Unicamp: HC inicia mudança no atendimento a partir desta segunda-feira

Nenhum paciente deixará de ser atendido

sex, 02/04/2004 - 20h40 | Do Portal do Governo

O Hospital das Clínicas da Unicamp, ligado à Secretaria de Estado da Saúde, inicia nesta segunda-feira, dia 5, a mudança no atendimento no pronto-socorro e ambulatórios. Todos os pacientes serão atendidos normalmente, mas as pessoas com casos simples constatados terão seu retorno de consulta e exames indicados para unidades básicas de saúde.

A alteração no atendimento beneficiará pacientes vítimas de casos graves, que hoje precisam muitas vezes aguardar na fila para um atendimento. A determinação segue regras do Sistema Único de Saúde (SUS), do Ministério da Saúde.

O objetivo do novo plano de atendimento é reduzir o déficit mensal do hospital, da ordem de R$ 500 mil. A dívida acumulada da entidade chega a R$ 7 milhões, causada principalmente pela falta de ajuste da tabela e cobertura de procedimentos do SUS. Como forma de auxílio, a Secretaria de Estado da Saúde enviou em fevereiro deste ano R$ 3 milhões ao HC da Unicamp.

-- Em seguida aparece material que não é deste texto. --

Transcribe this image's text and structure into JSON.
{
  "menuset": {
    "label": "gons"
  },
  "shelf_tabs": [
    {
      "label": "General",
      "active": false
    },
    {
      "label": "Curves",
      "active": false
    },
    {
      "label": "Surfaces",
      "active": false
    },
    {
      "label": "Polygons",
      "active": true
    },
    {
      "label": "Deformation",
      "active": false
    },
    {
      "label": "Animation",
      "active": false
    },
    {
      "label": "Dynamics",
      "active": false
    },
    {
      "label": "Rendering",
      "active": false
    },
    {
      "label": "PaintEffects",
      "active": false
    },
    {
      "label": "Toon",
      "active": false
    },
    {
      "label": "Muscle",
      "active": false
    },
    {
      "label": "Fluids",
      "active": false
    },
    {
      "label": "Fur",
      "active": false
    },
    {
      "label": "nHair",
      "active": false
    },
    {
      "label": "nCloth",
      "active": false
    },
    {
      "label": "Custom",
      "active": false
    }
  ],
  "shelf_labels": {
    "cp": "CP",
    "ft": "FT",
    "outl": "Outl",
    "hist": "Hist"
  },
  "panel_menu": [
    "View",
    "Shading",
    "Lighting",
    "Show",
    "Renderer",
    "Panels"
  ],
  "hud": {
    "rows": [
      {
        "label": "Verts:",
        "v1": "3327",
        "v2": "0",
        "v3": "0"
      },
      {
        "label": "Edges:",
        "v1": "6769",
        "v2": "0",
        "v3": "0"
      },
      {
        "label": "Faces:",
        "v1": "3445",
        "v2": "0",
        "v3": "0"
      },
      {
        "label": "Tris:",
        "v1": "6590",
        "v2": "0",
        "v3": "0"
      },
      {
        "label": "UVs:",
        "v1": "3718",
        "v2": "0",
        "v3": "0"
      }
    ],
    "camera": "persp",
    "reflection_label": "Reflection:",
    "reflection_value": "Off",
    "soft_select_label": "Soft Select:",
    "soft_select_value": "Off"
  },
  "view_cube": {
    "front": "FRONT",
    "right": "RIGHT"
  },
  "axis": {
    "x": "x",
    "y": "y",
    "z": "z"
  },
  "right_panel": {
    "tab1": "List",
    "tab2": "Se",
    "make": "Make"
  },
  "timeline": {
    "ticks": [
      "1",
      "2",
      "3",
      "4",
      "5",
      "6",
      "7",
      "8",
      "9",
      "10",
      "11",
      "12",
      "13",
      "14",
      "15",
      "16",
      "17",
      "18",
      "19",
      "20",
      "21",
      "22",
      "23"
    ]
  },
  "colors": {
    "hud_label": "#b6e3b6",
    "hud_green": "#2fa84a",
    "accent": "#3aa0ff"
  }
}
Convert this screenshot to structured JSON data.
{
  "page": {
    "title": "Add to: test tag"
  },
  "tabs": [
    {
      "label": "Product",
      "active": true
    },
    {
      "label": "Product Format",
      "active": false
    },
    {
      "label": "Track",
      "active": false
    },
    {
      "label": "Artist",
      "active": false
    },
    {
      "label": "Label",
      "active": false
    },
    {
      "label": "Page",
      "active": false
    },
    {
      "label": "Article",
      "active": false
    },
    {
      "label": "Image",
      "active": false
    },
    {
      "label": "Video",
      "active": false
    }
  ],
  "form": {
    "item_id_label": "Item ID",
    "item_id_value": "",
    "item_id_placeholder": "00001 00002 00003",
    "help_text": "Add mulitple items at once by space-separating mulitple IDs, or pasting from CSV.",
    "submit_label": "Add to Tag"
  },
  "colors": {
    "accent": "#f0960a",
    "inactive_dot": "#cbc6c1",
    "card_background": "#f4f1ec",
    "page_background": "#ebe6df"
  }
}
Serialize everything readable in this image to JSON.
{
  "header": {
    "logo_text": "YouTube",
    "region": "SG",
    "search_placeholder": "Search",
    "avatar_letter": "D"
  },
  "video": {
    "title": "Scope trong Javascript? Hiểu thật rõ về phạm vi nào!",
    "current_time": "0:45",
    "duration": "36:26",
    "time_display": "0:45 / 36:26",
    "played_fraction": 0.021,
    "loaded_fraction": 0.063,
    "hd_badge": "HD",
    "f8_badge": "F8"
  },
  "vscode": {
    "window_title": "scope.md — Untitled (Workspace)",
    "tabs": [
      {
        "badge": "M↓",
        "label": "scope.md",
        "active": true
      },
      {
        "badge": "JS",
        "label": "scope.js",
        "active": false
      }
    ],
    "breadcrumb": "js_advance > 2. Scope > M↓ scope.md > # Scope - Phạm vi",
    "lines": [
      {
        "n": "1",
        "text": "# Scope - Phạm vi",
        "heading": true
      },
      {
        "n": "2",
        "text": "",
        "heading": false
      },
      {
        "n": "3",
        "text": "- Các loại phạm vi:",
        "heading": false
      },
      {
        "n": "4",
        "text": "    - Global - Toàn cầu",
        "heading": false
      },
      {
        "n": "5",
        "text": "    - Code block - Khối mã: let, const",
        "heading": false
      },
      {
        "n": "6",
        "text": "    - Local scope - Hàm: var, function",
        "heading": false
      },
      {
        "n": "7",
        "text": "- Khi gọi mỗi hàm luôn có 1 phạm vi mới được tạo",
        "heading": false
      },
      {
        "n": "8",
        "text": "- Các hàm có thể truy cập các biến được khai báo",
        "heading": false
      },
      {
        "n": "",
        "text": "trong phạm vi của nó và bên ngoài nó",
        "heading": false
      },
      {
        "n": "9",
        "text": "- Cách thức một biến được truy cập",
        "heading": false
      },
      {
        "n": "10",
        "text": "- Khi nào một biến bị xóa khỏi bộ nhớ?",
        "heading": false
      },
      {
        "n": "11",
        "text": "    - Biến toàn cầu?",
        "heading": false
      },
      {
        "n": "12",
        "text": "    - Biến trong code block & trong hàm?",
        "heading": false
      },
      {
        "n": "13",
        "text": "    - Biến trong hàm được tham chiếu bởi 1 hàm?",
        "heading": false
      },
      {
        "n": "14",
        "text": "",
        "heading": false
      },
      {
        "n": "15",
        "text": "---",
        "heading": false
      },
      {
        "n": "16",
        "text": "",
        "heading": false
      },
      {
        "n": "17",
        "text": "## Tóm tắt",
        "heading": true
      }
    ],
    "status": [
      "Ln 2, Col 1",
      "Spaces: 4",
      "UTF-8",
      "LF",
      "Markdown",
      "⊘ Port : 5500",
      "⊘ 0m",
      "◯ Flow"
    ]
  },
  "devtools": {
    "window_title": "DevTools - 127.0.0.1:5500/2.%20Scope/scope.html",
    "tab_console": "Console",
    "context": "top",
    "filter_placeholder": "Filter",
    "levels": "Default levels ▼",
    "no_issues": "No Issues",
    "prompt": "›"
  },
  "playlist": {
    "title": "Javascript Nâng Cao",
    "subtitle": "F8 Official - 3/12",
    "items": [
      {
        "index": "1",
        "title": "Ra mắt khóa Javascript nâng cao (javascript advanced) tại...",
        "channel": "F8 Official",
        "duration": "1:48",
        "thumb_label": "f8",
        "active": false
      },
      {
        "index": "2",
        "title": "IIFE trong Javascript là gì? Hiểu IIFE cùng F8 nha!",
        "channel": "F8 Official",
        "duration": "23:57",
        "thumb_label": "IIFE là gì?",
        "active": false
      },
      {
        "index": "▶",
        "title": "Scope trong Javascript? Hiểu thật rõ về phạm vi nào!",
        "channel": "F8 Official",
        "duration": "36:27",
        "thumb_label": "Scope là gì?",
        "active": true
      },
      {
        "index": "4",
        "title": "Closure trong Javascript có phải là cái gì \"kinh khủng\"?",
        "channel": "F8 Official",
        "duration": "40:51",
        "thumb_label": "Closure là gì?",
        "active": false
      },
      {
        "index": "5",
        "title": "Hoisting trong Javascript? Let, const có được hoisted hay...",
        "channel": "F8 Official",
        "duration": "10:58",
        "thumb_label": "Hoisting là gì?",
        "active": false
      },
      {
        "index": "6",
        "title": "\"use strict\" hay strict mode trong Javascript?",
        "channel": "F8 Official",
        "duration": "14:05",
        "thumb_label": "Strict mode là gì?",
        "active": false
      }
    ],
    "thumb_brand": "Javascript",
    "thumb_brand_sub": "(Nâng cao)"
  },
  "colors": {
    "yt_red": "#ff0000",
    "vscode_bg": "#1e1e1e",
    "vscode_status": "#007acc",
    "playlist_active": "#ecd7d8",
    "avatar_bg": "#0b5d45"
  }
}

A proposta de mudança prevê que o pronto-socorro, que atende em média 350 pacientes dia, passe a ser chamado de Unidade de Emergência Referenciada (UER), atendendo pacientes graves referenciados. Todo encaminhamento à UER será por intermédio de contato telefônico pelos sistemas de resgate ou pela Central Reguladora de Vagas. Esta alteração será gradativa.

Uma das medidas que ajudou o fluxo na UER foi a implantação, há três meses, de um sistema de triagem por cores (vermelho, amarelo, verde e azul), que atende o paciente de procura expontânea, priorizando o grau de gravidade e não a ordem de chegada. Atualmente, 50% das internações do hospital vêm do pronto-socorro.

O consenso entre o grupo de trabalho do HC, é que as mudanças têm como principal objetivo preservar o papel do hospital no sistema regionalizado e hierarquizado, instituído pelo governo federal. Um hospital universitário tem que ser um espaço de atendimento especializado, bem como de pesquisa, ensino, residência e pós-graduação. Isso não significa, porém, que a Unicamp deixará de fazer atendimento primário e secundário na rede pública.

A proposta da Faculdade de Medicina da Unicamp é que os alunos passem a atuar com mais intensidade nas unidades básicas de saúde (UBS) e nos hospitais secundários da rede pública, como já ocorre no Hospital Estadual Sumaré, vinculado à universidade.